Outgrown asthma does not mean no airways inflammation

Although some asthmatic children seem to recover from their asthma, 30–80% develop asthma again in later life. The underlying risk factors are unknown. The hypothesis for this study was that children with apparently outgrown asthma would have underlying airway inflammation. Nonbronchoscopic bronchoalveolar lavage was performed on normal children (n=35) and children who had wheezed previously (n=35). Eosinophils were raised in the lavage fluid of atopic children who had apparently outgrown asthma (median (interquartile range) 0.36 (0.05–0.74) compared to controls 0.10 (0–0.18), p=0.002). There was no relationship between length of remission and degree of airways eosinophilia. Thus, there is persistent airways inflammation in some children with outgrown asthma and this may be a risk factor for future relapse.

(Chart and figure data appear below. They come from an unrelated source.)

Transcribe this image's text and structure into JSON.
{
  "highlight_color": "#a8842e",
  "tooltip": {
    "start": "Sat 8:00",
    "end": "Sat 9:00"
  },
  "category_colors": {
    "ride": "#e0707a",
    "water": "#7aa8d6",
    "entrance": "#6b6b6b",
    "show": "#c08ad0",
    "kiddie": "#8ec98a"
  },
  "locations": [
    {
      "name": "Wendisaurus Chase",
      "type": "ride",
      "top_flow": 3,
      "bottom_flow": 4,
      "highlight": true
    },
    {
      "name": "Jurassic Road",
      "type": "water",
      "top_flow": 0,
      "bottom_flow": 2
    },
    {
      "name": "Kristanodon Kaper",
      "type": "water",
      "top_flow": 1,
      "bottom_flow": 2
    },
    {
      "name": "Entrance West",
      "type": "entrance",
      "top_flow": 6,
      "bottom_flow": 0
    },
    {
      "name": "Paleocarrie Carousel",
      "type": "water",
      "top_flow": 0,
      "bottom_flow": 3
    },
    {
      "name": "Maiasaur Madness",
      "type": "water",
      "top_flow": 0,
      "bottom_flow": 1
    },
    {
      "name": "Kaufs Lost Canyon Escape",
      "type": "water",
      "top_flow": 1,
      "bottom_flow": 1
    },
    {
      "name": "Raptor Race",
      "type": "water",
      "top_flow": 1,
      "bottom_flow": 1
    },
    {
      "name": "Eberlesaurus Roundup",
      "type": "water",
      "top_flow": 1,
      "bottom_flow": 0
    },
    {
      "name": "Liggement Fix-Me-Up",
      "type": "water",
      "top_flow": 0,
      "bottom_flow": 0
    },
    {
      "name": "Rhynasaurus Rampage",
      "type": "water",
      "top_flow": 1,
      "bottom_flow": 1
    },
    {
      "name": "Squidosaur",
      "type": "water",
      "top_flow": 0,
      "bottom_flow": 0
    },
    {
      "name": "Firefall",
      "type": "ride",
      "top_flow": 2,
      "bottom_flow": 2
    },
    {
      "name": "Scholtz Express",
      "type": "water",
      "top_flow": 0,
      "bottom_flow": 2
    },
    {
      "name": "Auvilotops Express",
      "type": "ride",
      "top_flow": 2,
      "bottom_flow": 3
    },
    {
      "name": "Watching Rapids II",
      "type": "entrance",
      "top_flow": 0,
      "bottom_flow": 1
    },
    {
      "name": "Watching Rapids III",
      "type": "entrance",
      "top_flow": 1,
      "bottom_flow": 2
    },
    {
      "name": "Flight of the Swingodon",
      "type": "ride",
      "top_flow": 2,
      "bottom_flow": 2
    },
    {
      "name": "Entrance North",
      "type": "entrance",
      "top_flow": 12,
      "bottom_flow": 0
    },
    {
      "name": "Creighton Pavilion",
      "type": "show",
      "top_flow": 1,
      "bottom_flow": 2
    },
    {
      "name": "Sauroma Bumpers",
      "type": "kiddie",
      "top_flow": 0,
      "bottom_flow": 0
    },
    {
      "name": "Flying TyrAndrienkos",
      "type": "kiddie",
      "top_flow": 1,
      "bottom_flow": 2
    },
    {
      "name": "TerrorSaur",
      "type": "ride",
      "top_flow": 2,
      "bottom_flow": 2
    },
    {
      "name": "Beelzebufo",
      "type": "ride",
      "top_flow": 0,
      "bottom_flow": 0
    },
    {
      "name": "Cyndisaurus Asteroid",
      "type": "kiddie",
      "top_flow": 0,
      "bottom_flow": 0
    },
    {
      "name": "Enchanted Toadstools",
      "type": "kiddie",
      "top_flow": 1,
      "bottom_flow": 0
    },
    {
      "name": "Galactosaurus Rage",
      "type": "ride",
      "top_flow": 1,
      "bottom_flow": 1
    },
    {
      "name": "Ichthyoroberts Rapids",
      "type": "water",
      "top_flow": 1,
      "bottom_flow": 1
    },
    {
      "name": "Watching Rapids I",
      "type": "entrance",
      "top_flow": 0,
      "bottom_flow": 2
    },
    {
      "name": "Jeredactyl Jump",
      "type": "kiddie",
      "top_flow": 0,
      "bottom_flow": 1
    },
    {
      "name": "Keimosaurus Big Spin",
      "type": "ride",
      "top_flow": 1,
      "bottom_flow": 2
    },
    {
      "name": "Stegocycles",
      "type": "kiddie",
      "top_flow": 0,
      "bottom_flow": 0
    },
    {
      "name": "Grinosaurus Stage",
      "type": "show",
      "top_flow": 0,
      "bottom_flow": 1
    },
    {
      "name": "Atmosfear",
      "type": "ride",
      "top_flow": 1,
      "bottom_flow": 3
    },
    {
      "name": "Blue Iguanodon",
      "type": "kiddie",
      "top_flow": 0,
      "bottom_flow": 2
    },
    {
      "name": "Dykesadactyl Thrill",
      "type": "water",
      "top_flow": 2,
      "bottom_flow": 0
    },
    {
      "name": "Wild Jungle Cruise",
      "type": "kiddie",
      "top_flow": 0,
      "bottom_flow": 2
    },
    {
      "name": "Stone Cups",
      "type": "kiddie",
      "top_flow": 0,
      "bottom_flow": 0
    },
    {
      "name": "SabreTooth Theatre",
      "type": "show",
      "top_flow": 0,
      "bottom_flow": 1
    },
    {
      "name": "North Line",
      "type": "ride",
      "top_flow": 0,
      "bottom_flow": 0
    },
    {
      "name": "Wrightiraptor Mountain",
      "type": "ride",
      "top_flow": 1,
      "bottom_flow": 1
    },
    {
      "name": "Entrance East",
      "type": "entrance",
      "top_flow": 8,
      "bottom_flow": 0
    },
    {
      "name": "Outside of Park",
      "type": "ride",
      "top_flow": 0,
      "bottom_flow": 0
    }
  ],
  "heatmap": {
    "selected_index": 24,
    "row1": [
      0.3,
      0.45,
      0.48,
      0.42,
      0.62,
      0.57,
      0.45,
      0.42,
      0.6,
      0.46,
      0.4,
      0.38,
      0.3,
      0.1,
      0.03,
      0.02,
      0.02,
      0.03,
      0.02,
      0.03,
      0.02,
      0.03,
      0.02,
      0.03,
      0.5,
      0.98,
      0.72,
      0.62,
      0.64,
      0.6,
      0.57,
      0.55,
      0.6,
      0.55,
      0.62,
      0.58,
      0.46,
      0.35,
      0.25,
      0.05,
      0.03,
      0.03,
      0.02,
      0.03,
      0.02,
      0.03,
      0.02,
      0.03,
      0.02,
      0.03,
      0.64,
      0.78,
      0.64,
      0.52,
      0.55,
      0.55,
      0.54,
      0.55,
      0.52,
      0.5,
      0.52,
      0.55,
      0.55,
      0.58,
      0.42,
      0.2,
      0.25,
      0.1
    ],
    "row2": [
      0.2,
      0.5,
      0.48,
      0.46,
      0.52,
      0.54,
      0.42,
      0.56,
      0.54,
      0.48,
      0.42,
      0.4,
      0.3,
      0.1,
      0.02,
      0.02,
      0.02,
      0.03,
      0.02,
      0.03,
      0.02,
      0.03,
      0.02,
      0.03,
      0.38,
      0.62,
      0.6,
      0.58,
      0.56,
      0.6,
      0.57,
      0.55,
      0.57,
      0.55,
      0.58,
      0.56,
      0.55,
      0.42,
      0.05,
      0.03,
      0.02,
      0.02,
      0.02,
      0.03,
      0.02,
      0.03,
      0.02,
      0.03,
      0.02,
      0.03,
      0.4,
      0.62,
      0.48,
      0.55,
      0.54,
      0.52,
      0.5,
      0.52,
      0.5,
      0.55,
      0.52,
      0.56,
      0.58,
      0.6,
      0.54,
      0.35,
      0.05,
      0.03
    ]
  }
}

Exhaled nitric oxide correlates with airway eosinophils in childhood asthma

Background: Exhaled nitric oxide has been proposed as a marker for airway inflammation in asthma. The aim of this study was to compare exhaled nitric oxide levels with inflammatory cells and mediators in bronchoalveolar lavage fluid from asthmatic and normal children.

Methods: Children were recruited from elective surgical lists and a non-bronchoscopic bronchoalveolar lavage (BAL) was performed after induction of anaesthesia. Exhaled nitric oxide (parts per billion) was measured by two techniques: tidal breathing and restricted breath.

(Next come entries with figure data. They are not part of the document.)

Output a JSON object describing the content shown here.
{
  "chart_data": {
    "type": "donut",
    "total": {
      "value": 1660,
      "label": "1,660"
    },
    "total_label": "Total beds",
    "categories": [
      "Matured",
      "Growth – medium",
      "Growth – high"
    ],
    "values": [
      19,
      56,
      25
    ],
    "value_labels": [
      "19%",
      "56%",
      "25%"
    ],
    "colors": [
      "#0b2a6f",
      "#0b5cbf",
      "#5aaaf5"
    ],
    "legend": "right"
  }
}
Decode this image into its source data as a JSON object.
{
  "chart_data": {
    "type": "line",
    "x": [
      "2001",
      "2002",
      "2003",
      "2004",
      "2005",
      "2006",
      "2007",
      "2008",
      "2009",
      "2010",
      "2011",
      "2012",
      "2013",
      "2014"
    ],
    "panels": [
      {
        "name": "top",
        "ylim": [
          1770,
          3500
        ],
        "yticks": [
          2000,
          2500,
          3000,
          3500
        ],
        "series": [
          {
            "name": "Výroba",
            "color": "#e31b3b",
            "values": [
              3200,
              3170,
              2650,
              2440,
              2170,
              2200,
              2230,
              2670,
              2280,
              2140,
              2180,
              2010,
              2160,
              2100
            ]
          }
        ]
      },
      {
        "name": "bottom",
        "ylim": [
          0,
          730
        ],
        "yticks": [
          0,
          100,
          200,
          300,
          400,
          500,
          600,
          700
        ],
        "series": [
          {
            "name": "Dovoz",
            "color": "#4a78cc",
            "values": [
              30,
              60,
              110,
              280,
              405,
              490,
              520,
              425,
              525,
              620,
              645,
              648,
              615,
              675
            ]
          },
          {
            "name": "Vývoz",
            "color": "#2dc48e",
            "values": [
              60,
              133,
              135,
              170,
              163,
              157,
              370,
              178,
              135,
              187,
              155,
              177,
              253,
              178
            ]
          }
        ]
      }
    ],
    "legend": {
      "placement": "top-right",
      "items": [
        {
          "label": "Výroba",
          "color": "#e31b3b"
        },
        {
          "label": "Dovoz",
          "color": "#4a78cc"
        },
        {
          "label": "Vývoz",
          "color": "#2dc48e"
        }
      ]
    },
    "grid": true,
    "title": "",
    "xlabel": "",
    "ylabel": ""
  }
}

Results: Median (interquartile range) exhaled nitric oxide measured by restricted breath was increased in asthmatics compared with normal children (24.3 (10.5–66.5) v 9.7 (6.5–16.5), difference between medians 14.6 (95% CI 5.1 to 29.9), p=0.001). In asthmatic children exhaled nitric oxide correlated significantly with percentage eosinophils (r=0.78, p<0.001 (tidal breathing) and r=0.78, p<0.001 (restricted breath)) and with eosinophilic cationic protein (r=0.53, p<0.01 restricted breath)), but not with other inflammatory cells in the BAL fluid. The area under the receiver operator characteristic curves for the prediction of the presence of eosinophilic airways inflammation by exhaled nitric oxide (tidal and restricted) was 0.80 and 0.87, respectively.

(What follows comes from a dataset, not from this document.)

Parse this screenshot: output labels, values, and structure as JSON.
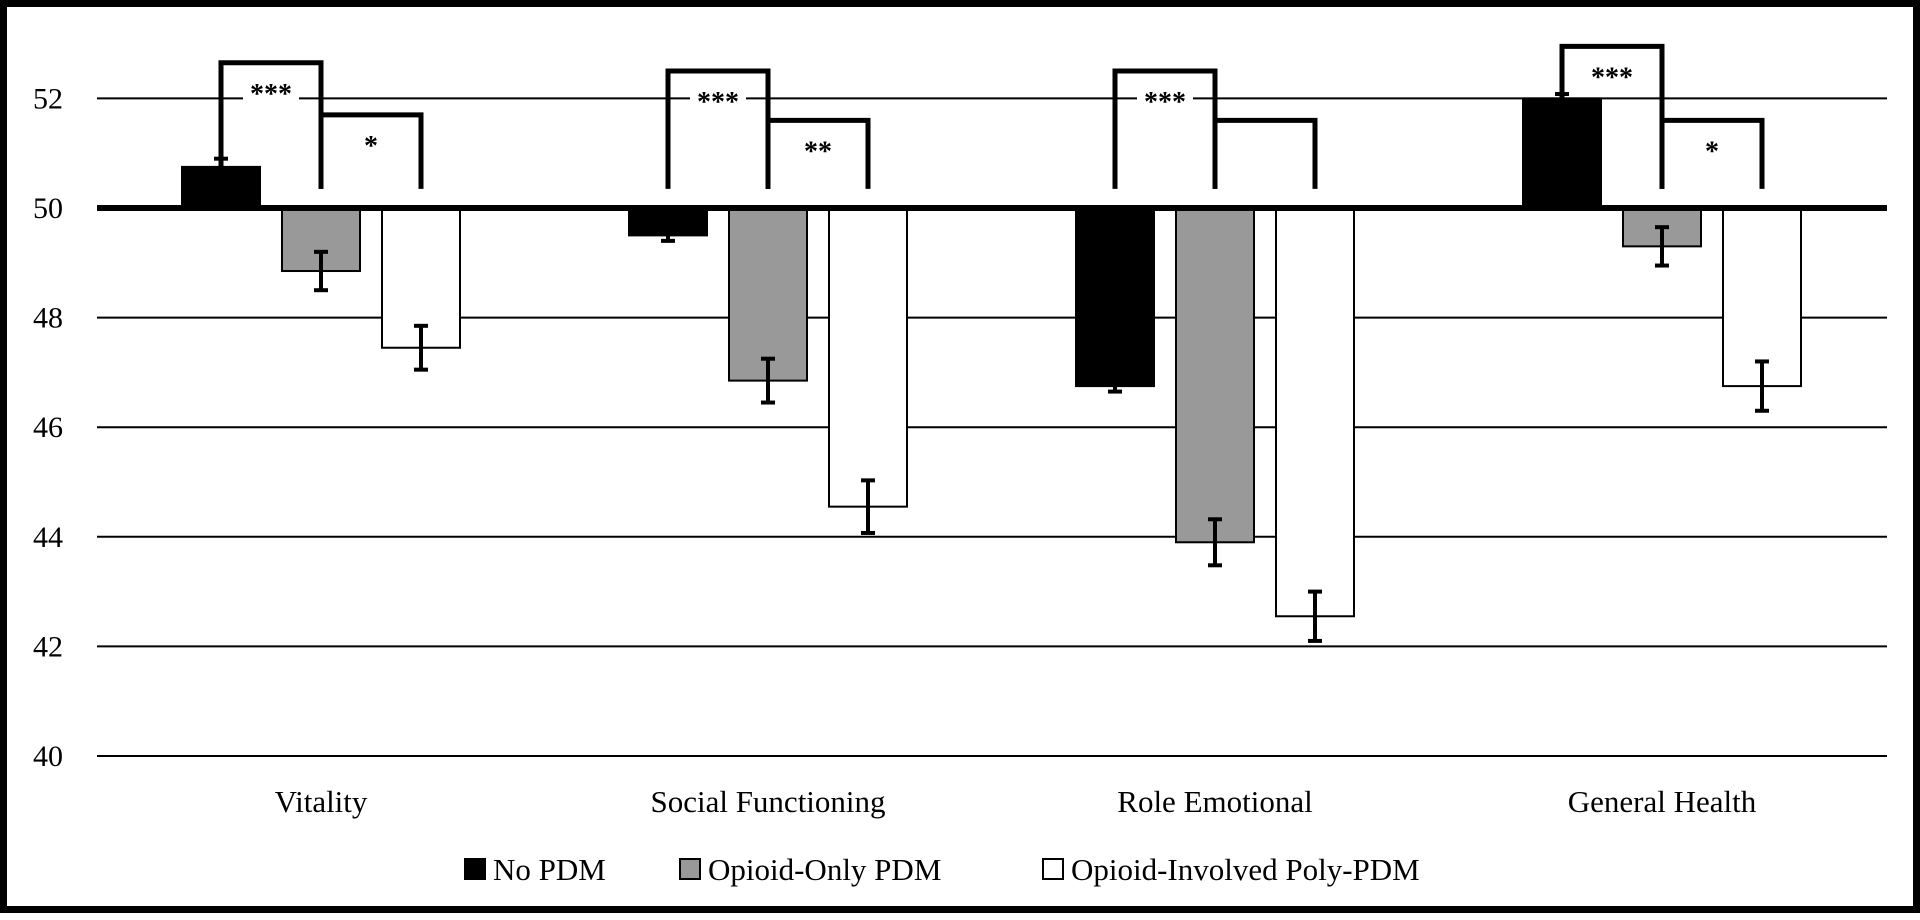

Conclusions: Exhaled nitric oxide correlates closely with percentage eosinophils in BAL fluid in asthmatic children and is therefore likely to be a useful non-invasive marker of airway inflammation.

Antioxidants and oxidative stress in BAL fluid of atopic asthmatic children

Earlier studies in adults have indicated that increased oxidative stress may occur in the blood and airways of asthmatic subjects. Therefore the aim of this study was to compare the concentrations of antioxidants and protein carbonyls in bronchoalveolar lavage fluid of clinically stable atopic asthmatic children (AA, n = 78) with our recently published reference intervals for nonasthmatic children (C, n = 124). Additionally, lipid peroxidation products (malondialdehyde) in bronchoalveolar lavage fluid and several antioxidants in plasma were determined. Bronchoalveolar lavage concentrations (median and interquartile range) of ascorbate [AA: 0.433 (0.294-0.678) versus C: 0.418 (0.253-0.646) micromol/L], urate [AA: 0.585 (0.412-0.996) versus C: 0.511 (0.372-0.687) micromol/L], alpha-tocopherol [AA: 0.025 (0.014-0.031) versus C: 0.017 (0.017-0.260) micromol/L], and oxidized proteins as reflected by protein carbonyls [AA: 1.222 (0.970-1.635) versus C: 1.243 (0.813-1.685) nmol/mg protein] were similar in both groups (p > 0.05 in all cases). The concentration of protein carbonyls correlated significantly with the number of eosinophils, mast cells, and macrophages in AA children only. Concentrations of oxidized proteins and lipid peroxidation products (malondialdehyde) correlated significantly in AA children (r = 0.614, n = 11, p = 0.044). Serum concentrations of ascorbate, urate, retinol, alpha-tocopherol, beta-carotene, and lycopene were similar in both groups whereas alpha-carotene was significantly reduced in asthmatics. Overall, increased bronchoalveolar lavage eosinophils indicate ongoing airway inflammation, which may increase oxidatively modified proteins as reflected by increased protein carbonyl concentrations.